James Rainey, the new head of the U.S. Army Futures Command, said in a speech at the American Army Association breakfast on Wednesday, that the agency has shifted its focus from delivering a modernized force by 2030 to designing the army of 2040.
According to DefenseNews, the command, headquartered in Texas, which was established in 2017 and became operational in 2018, was tasked with modernizing the force by 2030. The army leadership developed a list of priorities and weapons systems to be developed in order to fully form a force capable of successfully combating close rivals Russia and China.

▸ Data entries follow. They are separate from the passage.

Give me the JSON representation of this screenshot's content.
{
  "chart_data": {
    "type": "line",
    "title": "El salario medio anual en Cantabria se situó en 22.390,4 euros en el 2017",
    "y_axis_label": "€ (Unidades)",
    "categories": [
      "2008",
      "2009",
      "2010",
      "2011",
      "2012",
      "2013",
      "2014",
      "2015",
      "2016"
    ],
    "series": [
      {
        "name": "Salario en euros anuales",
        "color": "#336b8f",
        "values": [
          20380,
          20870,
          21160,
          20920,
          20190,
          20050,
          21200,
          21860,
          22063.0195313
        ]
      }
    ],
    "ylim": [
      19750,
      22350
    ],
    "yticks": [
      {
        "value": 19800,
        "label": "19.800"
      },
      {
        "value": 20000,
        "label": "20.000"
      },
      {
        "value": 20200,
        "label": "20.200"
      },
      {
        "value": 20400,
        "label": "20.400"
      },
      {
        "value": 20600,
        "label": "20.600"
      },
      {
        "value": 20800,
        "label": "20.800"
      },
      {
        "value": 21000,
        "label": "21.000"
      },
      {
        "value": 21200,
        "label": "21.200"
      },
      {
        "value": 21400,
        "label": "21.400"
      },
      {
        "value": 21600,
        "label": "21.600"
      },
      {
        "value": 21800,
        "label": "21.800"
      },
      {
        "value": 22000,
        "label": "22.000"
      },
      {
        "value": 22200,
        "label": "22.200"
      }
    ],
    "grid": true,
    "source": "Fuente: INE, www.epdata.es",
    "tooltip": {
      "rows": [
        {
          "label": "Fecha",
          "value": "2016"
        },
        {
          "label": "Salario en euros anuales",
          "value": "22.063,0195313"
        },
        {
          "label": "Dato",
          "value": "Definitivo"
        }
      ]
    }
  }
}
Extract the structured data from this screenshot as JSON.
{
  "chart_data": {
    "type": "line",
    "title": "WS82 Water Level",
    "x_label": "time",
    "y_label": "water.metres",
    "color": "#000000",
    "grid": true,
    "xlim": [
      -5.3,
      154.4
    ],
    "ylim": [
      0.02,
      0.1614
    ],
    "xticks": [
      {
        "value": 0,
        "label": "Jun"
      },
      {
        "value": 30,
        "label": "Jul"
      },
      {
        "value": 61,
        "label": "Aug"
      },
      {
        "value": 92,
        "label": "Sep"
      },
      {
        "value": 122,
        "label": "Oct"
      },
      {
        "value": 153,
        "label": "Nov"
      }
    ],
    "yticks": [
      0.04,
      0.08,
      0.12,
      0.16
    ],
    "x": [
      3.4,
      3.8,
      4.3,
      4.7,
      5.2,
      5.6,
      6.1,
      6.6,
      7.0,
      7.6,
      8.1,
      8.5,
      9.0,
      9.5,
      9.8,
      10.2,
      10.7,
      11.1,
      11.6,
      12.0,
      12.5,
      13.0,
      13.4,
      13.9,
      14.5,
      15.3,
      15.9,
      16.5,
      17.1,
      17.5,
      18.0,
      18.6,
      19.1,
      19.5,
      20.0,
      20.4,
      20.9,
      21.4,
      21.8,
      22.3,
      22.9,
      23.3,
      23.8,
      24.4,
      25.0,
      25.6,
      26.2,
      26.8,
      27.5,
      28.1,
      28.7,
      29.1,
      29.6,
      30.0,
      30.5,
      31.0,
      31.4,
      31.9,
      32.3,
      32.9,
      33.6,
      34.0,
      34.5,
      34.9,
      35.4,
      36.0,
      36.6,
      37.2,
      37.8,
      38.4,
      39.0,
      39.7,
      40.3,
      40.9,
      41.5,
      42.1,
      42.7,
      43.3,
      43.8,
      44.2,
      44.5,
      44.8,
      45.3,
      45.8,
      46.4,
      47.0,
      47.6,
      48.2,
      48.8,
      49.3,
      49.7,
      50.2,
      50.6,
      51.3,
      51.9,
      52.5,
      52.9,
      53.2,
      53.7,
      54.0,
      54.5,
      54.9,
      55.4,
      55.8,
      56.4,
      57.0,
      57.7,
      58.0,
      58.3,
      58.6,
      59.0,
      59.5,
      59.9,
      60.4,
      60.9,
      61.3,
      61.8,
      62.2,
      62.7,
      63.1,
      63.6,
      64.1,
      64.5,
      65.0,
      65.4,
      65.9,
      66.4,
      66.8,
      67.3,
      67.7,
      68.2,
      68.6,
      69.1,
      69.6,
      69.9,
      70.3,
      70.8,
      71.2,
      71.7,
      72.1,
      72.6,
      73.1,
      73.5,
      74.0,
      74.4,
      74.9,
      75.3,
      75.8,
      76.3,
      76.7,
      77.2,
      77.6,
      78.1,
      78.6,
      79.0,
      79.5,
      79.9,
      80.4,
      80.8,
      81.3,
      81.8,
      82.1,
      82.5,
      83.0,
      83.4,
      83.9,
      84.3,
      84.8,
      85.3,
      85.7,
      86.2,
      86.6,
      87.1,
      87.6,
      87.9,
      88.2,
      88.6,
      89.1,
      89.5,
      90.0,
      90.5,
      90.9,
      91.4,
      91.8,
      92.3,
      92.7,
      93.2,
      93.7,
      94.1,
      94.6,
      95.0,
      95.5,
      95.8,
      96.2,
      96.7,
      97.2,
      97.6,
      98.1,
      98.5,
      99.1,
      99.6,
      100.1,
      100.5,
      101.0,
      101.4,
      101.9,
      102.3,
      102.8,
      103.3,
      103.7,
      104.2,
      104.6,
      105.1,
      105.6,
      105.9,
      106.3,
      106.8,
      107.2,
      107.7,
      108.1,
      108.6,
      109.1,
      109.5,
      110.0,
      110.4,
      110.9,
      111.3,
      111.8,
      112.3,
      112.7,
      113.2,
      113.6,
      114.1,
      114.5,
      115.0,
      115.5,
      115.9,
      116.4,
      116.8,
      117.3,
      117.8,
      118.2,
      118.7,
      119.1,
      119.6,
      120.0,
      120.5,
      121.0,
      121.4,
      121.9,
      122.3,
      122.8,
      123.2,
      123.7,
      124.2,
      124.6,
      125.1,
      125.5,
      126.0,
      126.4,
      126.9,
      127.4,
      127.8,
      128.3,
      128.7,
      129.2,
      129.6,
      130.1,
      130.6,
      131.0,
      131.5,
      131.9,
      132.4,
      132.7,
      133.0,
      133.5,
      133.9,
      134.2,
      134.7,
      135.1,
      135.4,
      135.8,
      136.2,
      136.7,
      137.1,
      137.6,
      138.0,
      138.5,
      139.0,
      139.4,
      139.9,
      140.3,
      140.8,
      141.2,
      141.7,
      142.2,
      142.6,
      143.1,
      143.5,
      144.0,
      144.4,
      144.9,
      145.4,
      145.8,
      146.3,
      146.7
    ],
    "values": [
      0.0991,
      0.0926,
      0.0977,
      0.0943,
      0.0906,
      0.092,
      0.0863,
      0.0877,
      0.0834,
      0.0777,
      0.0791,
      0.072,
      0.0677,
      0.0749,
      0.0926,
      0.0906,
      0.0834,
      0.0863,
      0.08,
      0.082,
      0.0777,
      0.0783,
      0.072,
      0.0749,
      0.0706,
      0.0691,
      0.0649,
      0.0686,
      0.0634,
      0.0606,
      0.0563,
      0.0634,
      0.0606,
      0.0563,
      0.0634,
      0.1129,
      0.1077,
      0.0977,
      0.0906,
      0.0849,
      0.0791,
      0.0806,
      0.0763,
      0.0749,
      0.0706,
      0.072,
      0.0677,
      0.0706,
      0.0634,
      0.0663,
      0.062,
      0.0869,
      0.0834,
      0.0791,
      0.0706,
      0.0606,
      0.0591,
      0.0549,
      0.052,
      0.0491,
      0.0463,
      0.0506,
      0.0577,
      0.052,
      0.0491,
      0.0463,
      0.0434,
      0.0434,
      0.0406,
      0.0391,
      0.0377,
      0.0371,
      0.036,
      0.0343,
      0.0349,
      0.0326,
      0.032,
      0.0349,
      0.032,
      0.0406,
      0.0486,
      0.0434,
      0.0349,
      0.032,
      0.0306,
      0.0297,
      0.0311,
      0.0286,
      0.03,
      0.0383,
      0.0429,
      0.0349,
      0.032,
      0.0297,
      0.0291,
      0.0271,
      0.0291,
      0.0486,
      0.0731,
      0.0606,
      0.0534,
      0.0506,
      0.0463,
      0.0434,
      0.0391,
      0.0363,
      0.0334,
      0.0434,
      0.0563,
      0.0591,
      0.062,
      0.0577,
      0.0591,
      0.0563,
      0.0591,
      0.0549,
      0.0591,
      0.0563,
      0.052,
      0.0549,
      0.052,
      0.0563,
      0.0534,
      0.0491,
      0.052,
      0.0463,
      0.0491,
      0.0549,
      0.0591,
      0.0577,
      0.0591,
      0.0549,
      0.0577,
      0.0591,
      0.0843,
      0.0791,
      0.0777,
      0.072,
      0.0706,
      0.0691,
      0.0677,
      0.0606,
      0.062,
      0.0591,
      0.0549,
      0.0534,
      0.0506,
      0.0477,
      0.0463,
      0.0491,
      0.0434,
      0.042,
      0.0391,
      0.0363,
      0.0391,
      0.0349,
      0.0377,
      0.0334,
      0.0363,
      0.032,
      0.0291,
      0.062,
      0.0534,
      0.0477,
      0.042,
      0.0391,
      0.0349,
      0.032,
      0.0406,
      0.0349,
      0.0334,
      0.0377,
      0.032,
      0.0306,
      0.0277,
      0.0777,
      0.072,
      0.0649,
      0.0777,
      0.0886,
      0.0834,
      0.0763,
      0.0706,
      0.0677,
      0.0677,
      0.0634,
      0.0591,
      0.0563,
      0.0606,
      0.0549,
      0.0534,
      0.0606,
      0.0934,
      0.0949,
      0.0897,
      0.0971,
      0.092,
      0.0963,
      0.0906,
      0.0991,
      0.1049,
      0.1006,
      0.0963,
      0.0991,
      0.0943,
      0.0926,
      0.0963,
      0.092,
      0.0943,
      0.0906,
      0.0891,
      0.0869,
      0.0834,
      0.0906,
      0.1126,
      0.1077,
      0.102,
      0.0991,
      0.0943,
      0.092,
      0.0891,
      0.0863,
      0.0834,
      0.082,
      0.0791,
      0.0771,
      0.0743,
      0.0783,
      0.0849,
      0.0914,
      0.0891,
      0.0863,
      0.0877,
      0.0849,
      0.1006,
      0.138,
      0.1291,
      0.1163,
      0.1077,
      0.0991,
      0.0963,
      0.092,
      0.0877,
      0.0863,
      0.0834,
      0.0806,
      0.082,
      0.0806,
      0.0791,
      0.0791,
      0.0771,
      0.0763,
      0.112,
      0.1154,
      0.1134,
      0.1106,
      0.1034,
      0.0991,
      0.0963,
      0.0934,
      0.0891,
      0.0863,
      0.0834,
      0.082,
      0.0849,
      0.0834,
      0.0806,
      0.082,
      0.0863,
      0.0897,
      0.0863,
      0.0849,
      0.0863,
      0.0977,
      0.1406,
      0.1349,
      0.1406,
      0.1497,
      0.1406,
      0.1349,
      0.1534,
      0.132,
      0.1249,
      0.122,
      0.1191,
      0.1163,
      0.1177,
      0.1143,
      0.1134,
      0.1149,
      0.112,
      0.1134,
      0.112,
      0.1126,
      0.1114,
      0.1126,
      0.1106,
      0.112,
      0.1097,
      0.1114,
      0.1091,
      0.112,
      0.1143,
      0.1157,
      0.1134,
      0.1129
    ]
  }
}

General James Rainey became the second Army Future Command chief in 2022 after the retirement of the first commander, General Mike Murray. “Modernization is part of transformation, but modernizing and not transforming will result in a group of masses without the right leaders, trained units, and formational lethality,” Rainey said.
Concerning the speed threat posed in the US military’s National Defense Strategy, Rainey said: “We need to outrun the Chinese, boldly manoeuvre ahead of them. The army needs to grab some ground and anchor there so that when they wake up, they’ll think about how to keep up with us. I think that’s one of the things we can do as an institution.”
Rainey said that the command is already working on a concept for 2040, and it’s happening at the Futures and Concepts Centre. According to Rainey, preparing for a future war consists of assessing what will and will not change between now and 2040, and the consequences.
Rainey stressed that while the focus has shifted to achieving the goals set for 2030, action now needs to be taken to maintain a force design for 2040. Rainey underlined that to deliver capability by 2040, fielding should begin in 2035.